For decades, performance management reviews involved just two people. You had the manager and the employee. The manager would speak, and the employee would listen. If necessary, they might ask questions, but the information flowed just one way – from the top down. Peer reviews were never part of that process!
Today, things are changing. More and more companies are changing their performance management strategy. Gone are the days when annual reviews were the rule. Today, frequent check-ins and informal conversations are becoming the norm. Those are positive changes that support the ability of employees to deliver outstanding performance while also making them feel valued and supported.
However, another change may not be quite so familiar. Some businesses have started using peer reviews in addition to other performance management tools. What should you know about these options, and what is their role in PM? We’ll explore those and other topics below.
What Are Peer Reviews?
Peer reviews are exactly what they sound like – reviews of an employee and their work from peers. Usually, these are people who work with the employee regularly. Otherwise, there would be little value in their opinions. During the review, other employees offer information, insight, and evaluations of an employee’s attitude, work ethic, overall performance, competencies, and skills.
The Benefits of Peer Reviews
Peer reviews can offer a broad range of benefits when combined with other performance management strategies.
An Accurate Image of Employees
In many cases, those who work alongside an employee know them better than management does. Peer reviews can help you create a more accurate image of an employee, their position within the company, their work ethic, and more. You’ll also get a better picture of areas where that employee needs to improve, as well as areas where that employee excels.
When employees understand that they are part of the performance management process, the team dynamic is strengthened. This is particularly true when honest, accurate, and constructive feedback is provided. It helps to cement the idea that the employees are all on the same team and that they all deserve one another’s support and encouragement. It also helps employees realize that the opinions of their teammates are just as important as the opinions of management and teaches them to value everyone equally.
When feedback comes only from management, there is a sense that it is only semi-legitimate. After all, if the manager isn’t in the frontlines with the employee every day, then just how much do they understand what they’re talking about? With peer reviews, there is a much greater sense of legitimacy.
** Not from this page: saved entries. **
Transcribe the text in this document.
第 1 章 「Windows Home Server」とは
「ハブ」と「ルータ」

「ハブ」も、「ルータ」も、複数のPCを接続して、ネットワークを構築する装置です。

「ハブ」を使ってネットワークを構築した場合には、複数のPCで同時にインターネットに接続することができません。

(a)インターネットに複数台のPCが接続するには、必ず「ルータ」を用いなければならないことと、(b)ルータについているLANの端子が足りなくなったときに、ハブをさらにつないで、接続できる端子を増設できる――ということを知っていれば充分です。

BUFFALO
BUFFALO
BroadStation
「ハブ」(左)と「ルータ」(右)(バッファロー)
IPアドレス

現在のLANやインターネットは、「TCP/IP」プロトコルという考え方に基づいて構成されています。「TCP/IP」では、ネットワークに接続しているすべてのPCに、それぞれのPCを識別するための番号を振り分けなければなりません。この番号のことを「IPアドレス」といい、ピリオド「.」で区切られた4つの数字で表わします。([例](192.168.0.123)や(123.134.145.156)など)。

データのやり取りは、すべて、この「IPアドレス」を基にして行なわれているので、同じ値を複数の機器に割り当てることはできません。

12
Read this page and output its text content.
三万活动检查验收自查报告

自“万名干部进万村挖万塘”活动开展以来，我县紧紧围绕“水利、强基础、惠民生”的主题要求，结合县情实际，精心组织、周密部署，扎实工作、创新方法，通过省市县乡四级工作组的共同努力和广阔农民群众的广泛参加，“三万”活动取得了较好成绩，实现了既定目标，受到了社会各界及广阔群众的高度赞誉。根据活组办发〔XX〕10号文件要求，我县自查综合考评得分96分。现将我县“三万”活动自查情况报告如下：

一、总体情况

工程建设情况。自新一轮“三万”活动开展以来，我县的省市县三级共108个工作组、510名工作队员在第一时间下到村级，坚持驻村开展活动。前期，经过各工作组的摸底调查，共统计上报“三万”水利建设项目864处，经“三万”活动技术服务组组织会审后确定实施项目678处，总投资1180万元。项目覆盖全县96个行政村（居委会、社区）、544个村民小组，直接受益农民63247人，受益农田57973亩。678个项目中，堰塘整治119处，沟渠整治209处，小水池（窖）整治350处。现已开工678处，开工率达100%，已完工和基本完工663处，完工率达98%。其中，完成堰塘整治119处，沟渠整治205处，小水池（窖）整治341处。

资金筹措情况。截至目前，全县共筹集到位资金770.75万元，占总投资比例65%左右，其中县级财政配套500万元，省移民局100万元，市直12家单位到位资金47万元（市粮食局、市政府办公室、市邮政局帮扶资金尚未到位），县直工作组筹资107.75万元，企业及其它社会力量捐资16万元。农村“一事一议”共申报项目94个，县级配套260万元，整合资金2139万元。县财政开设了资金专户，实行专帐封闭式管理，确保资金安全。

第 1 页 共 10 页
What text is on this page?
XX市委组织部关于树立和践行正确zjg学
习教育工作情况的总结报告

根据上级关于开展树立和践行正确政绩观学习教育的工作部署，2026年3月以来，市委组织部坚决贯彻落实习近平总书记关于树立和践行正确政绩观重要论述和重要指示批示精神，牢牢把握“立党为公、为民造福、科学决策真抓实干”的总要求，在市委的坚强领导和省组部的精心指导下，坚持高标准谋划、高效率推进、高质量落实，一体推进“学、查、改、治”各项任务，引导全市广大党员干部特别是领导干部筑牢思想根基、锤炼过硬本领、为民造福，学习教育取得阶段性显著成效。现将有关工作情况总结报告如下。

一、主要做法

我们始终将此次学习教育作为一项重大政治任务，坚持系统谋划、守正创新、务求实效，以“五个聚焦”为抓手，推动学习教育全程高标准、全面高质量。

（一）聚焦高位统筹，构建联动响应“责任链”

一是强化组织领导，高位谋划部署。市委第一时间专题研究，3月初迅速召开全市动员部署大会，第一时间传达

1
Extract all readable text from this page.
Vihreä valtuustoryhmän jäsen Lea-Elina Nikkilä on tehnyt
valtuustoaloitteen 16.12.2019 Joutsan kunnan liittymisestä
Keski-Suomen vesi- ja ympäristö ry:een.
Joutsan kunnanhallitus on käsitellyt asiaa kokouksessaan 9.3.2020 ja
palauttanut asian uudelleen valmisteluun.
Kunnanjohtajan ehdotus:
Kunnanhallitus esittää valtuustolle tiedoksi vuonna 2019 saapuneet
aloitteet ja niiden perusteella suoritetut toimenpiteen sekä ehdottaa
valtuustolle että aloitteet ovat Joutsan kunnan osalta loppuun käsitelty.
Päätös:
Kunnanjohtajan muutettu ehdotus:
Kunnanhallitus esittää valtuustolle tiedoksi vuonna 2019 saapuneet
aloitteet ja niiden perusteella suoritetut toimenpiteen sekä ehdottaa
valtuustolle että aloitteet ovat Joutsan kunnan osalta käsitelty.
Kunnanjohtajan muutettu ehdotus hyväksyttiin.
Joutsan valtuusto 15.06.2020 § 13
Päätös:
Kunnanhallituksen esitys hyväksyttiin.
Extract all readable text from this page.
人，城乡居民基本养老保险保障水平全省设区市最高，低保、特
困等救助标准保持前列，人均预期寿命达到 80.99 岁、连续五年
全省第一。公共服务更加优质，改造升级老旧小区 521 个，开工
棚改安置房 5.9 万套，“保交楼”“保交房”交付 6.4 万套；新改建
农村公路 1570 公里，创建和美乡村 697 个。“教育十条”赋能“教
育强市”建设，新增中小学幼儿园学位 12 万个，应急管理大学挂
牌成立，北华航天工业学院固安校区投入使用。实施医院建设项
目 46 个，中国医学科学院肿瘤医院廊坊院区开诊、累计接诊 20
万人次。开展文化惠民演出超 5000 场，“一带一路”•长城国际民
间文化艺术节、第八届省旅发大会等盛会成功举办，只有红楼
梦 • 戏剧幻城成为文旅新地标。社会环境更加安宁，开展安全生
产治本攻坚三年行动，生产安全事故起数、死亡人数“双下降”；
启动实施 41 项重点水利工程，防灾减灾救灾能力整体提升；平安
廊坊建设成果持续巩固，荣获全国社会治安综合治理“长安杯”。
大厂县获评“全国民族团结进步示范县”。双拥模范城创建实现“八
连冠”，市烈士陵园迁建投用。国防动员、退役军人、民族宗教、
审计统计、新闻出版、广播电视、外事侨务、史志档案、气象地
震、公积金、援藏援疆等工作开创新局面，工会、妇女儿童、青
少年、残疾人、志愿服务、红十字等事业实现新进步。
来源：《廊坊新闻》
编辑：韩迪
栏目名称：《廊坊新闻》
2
This is feedback coming from people the employee works side by side with daily, people who are familiar with the challenges and frustrations inherent in those regular duties and responsibilities. It lends weight to their feedback and makes employees more likely to take their suggestions for changes seriously.
Improved Cross-Business Understanding
Peer reviews do more than just support better performance management for individual employees. They can also help build a stronger business overall by improving understanding of what each position does. For instance, suppose you have a team where each member does something slightly different. A peer review would allow all the team members to become more familiar with individual member responsibilities and day-to-day tasks. Now, expand that beyond the single team to the department level, and you will begin to see how peer reviews can be used to create a more cohesive business.
Rules of the Road
While peer reviews can be invaluable tools to help build stronger teams and even improve overall business cohesion, it’s not all rainbows and cotton candy. When not implemented properly, these reviews can encourage negative behavior. For instance, if reviews are anonymous, then employees may use them as a way to act on grudges or for disgruntled workers to sow discord. To prevent those issues, you need to lay down some ground rules and ensure that they’re followed in each instance.
While anonymous reviews can sometimes be harmful, it’s important to realize that team members are unlikely to share accurate negative information if that feedback is not anonymous. They could fear retribution or be perceived as not a team player. You can choose to make your peer reviews anonymous however, there’s wisdom in also making these reviews public (within the system, of course) so you don’t get slanted reviews that people are not willing to stand behind.
All reviews need to be constructive, even if they include negative information. Any review submitted that is purely critical or that is destructive should be deleted. Insist on constructive, professional feedback designed to help employees improve and grow rather than tearing them down or ganging up on them.
Focus on Transparency and Encouragement
All reviews should be transparent with the caveat of anonymity. It’s important that problem behaviors be brought to light, but that they are couched in the right terms and that constructive criticism is provided alongside warnings about issues. For instance, feedback from one employee about another might go something like this: Joe is often 15 or 20 minutes late for work. Setting a better personal schedule might help. However, he always stays late when needed”. This is a basic example of highlighting a problem behavior (being late), providing a potential solution (changing the schedule), and highlighting a positive behavior (staying late).
Understand the Pitfalls
While peer reviews can provide a lot of benefits, they can also cause damage when not properly implemented. Again, anonymity is essential. If feedback is tied to the individual leaving it, there is a genuine chance that the recipient is going to take it too personally. That creates tension, damages morale, and may even lead to one or more people resigning from the company.
Peer reviews can be important tools that help employees improve their performance and thrive. They can improve team morale and even foster better cohesion across the company. As such, they do have a place in your performance management toolbox. However, remember that, like any other tool, these need to be used properly. Without the correct implementation, they can cause serious damage.